Face à la saturation chronique de l’axe routier Lagos–Abidjan, l’un des corridors économiques les plus stratégiques d’Afrique de l’Ouest, le Ghana mise sur la voie maritime pour fluidifier les échanges et améliorer la mobilité régionale. Le projet de ferry côtier s’inscrit dans une stratégie plus large de diversification des modes de transport et de renforcement de l’intégration logistique sous-régionale.
Selon des déclarations relayées par la presse locale et attribuées au ministre ghanéen des Transports, Joseph Bukari Nikpe, un cabinet de conseil maritime a été désigné afin d’accélérer la structuration d’un service de transport côtier par ferry sur le corridor maritime Lagos–Abidjan. L’objectif est de proposer une alternative crédible à un réseau routier de plus en plus congestionné, sur un axe vital pour les économies ouest-africaines.
Un service maritime régional pour passagers, marchandises et véhicules
Dévoilé en novembre 2025 par le président John Dramani Mahama, le projet prévoit la mise en place d’un service de transport transfrontalier de passagers, de marchandises et de véhicules entre les principales villes côtières de la région, notamment Lagos, Cotonou, Lomé, Accra et Abidjan. La desserte serait assurée par des navires de type RoPax, conçus pour transporter à la fois des passagers et des véhicules, avec une attention portée à la réduction des émissions.
Le déploiement du service nécessitera des investissements dans la construction ou la modernisation de terminaux portuaires dédiés, ainsi que dans la mise en place de systèmes numériques de gestion du trafic maritime et des flux passagers. Selon plusieurs sources locales, des phases d’essai pourraient être lancées dès 2026.
Désengorger la route et réduire les frictions aux frontières
Porté en partenariat avec des opérateurs privés, le projet vise explicitement à encourager un report modal du trafic routier vers la mer. L’enjeu est de réduire les coûts économiques liés aux retards, aux contrôles multiples et aux pratiques de racket fréquemment signalées sur les axes terrestres.

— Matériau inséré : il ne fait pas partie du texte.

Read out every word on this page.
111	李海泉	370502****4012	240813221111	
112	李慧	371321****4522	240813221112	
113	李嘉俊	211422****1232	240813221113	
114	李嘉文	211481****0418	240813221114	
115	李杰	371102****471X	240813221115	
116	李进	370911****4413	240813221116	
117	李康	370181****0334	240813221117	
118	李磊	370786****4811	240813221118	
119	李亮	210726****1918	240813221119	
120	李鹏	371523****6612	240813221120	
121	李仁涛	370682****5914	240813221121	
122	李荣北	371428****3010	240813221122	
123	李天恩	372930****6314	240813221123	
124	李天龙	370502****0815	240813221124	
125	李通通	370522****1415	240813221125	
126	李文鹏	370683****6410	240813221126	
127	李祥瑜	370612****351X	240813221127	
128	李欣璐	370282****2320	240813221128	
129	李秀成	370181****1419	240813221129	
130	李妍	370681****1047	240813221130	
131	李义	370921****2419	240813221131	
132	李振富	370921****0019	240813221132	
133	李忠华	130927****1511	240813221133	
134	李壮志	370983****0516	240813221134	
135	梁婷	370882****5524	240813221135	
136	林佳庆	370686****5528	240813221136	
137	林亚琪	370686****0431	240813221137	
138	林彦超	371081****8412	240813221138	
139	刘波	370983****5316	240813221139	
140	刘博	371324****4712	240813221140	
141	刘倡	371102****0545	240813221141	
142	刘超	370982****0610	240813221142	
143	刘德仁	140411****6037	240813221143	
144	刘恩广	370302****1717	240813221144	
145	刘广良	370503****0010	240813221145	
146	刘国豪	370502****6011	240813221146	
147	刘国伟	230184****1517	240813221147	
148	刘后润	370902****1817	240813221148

En offrant une alternative plus fluide, plus prévisible et potentiellement plus sûre, le transport maritime côtier pourrait améliorer la compétitivité logistique régionale et faciliter les échanges intra-communautaires, dans un contexte où les États cherchent à tirer pleinement parti de la Zone de libre-échange continentale africaine (Zlecaf).

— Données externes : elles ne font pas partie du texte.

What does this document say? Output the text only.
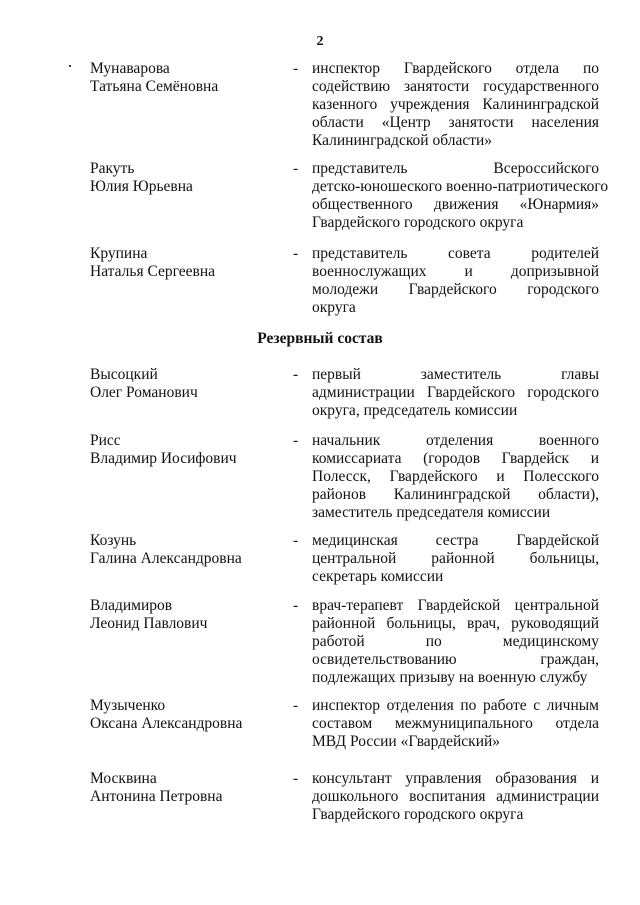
2
Мунаварова
Татьяна Семёновна
- инспектор Гвардейского отдела по
содействию занятости государственного
казенного учреждения Калининградской
области «Центр занятости населения
Калининградской области»
Ракуть
Юлия Юрьевна
- представитель Всероссийского
детско-юношеского военно-патриотического
общественного движения «Юнармия»
Гвардейского городского округа
Крупина
Наталья Сергеевна
- представитель совета родителей
военнослужащих и допризывной
молодежи Гвардейского городского
округа
Резервный состав
Высоцкий
Олег Романович
- первый заместитель главы
администрации Гвардейского городского
округа, председатель комиссии
Рисс
Владимир Иосифович
- начальник отделения военного
комиссариата (городов Гвардейск и
Полесск, Гвардейского и Полесского
районов Калининградской области),
заместитель председателя комиссии
Козунь
Галина Александровна
- медицинская сестра Гвардейской
центральной районной больницы,
секретарь комиссии
Владимиров
Леонид Павлович
- врач-терапевт Гвардейской центральной
районной больницы, врач, руководящий
работой по медицинскому
освидетельствованию граждан,
подлежащих призыву на военную службу
Музыченко
Оксана Александровна
- инспектор отделения по работе с личным
составом межмуниципального отдела
МВД России «Гвардейский»
Москвина
Антонина Петровна
- консультант управления образования и
дошкольного воспитания администрации
Гвардейского городского округа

Un corridor vital sous pression croissante
Aujourd’hui, en dehors de certains flux informels empruntant les voies fluviales et lagunaires, l’essentiel des échanges commerciaux et des déplacements entre les pays côtiers d’Afrique de l’Ouest repose sur la route. Selon plusieurs études de la Banque africaine de développement, le corridor Lagos–Abidjan concentre près de 75 % des activités commerciales de la sous-région et constitue l’épine dorsale de la logistique multimodale ouest-africaine.
D’après le Programme de développement des infrastructures en Afrique (PIDA), ce corridor traite plus de 50 millions de tonnes de fret par an, avec une croissance annuelle estimée entre 8 % et 10 %. Le trafic passagers dépasse 5 millions de véhicules par an, tandis que les délais de franchissement des frontières oscillent généralement entre 24 et 48 heures, selon les segments.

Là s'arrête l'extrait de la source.